Does the Ambush's visor actually do anything, or is it there purely for fashion's sake? In the name of science, I aimed myself at the sun and removed the visor, and then put it back on again. It turns out, it does block at least some of the glare, although it could obviously block some more if it had downward adjustability. I can see this being a polarizing feature, but for me, I'm fine with where it is – on most helmets I'll raise the visor until it's out of my field of view and never touch it again.

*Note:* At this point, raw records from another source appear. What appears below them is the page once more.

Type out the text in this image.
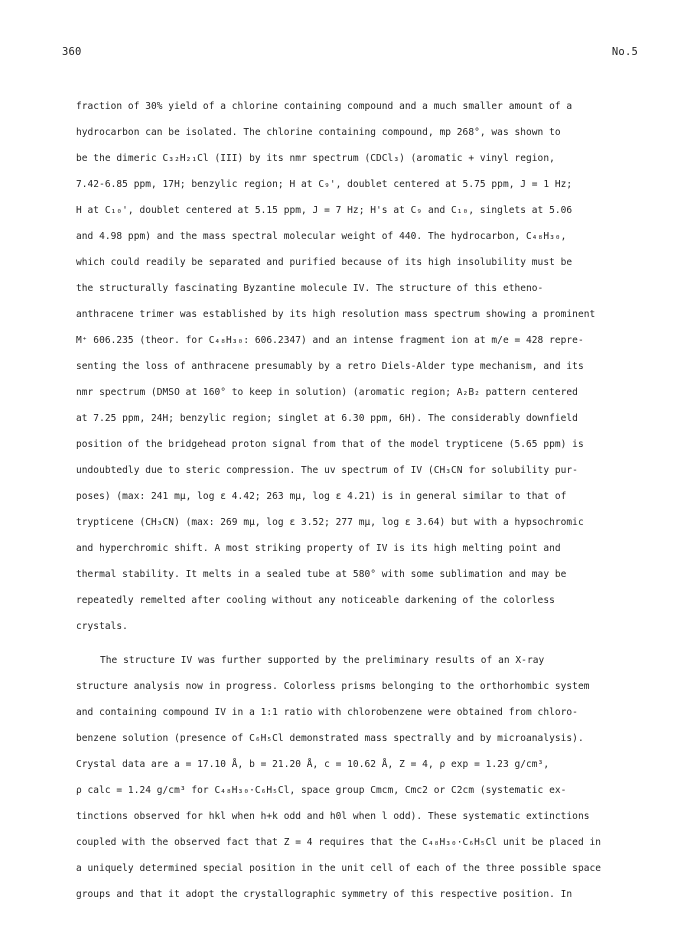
360	No.5

fraction of 30% yield of a chlorine containing compound and a much smaller amount of a

hydrocarbon can be isolated. The chlorine containing compound, mp 268°, was shown to

be the dimeric C₃₂H₂₁Cl (III) by its nmr spectrum (CDCl₃) (aromatic + vinyl region,

7.42-6.85 ppm, 17H; benzylic region; H at C₉', doublet centered at 5.75 ppm, J = 1 Hz;

H at C₁₀', doublet centered at 5.15 ppm, J = 7 Hz; H's at C₉ and C₁₀, singlets at 5.06

and 4.98 ppm) and the mass spectral molecular weight of 440. The hydrocarbon, C₄₈H₃₀,

which could readily be separated and purified because of its high insolubility must be

the structurally fascinating Byzantine molecule IV. The structure of this etheno-

anthracene trimer was established by its high resolution mass spectrum showing a prominent

M⁺ 606.235 (theor. for C₄₈H₃₀: 606.2347) and an intense fragment ion at m/e = 428 repre-

senting the loss of anthracene presumably by a retro Diels-Alder type mechanism, and its

nmr spectrum (DMSO at 160° to keep in solution) (aromatic region; A₂B₂ pattern centered

at 7.25 ppm, 24H; benzylic region; singlet at 6.30 ppm, 6H). The considerably downfield

position of the bridgehead proton signal from that of the model trypticene (5.65 ppm) is

undoubtedly due to steric compression. The uv spectrum of IV (CH₃CN for solubility pur-

poses) (max: 241 mμ, log ε 4.42; 263 mμ, log ε 4.21) is in general similar to that of

trypticene (CH₃CN) (max: 269 mμ, log ε 3.52; 277 mμ, log ε 3.64) but with a hypsochromic

and hyperchromic shift. A most striking property of IV is its high melting point and

thermal stability. It melts in a sealed tube at 580° with some sublimation and may be

repeatedly remelted after cooling without any noticeable darkening of the colorless

crystals.

The structure IV was further supported by the preliminary results of an X-ray

structure analysis now in progress. Colorless prisms belonging to the orthorhombic system

and containing compound IV in a 1:1 ratio with chlorobenzene were obtained from chloro-

benzene solution (presence of C₆H₅Cl demonstrated mass spectrally and by microanalysis).

Crystal data are a = 17.10 Å, b = 21.20 Å, c = 10.62 Å, Z = 4, ρ exp = 1.23 g/cm³,

ρ calc = 1.24 g/cm³ for C₄₈H₃₀·C₆H₅Cl, space group Cmcm, Cmc2 or C2cm (systematic ex-

tinctions observed for hkl when h+k odd and h0l when l odd). These systematic extinctions

coupled with the observed fact that Z = 4 requires that the C₄₈H₃₀·C₆H₅Cl unit be placed in

a uniquely determined special position in the unit cell of each of the three possible space

groups and that it adopt the crystallographic symmetry of this respective position. In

I may not be a visor fiddler, but I do constantly remove my sunglasses (well, they're more like safety glasses in the Pacific Northwest) before a big climb to keep them from fogging up. The Ambush's storage system is hands down the most secure that set up that I've encountered It sometimes took a couple tries to get the glasses into the right slots, but once in place they're not going anywhere. I made sure to do some aggressive headbanging (thank you, Pantera), and the glasses never budged. It's a clever feature, and one that so many other helmets don't get right.
WEIGHT & PRICE
The Ambush's weight is in line with other helmets in this category, and in some cases is a fair bit lighter. The same goes for the $180 price tag - it's not the most expensive, or the least expensive high-end helmet out there. At 360 grams, the Ambush's weight is the same as the recently released Giro Merit helmet ($220), 20 grams lighter than a Fox Speedframe Pro ($170), and 55 grams lighter than a Troy Lee Designs A3 ($220).
+ Well ventilated
+ Wide range of fit adjustments
+ Impressively secure sunglasses storage
- Non-adjustable visor won't be for everyone.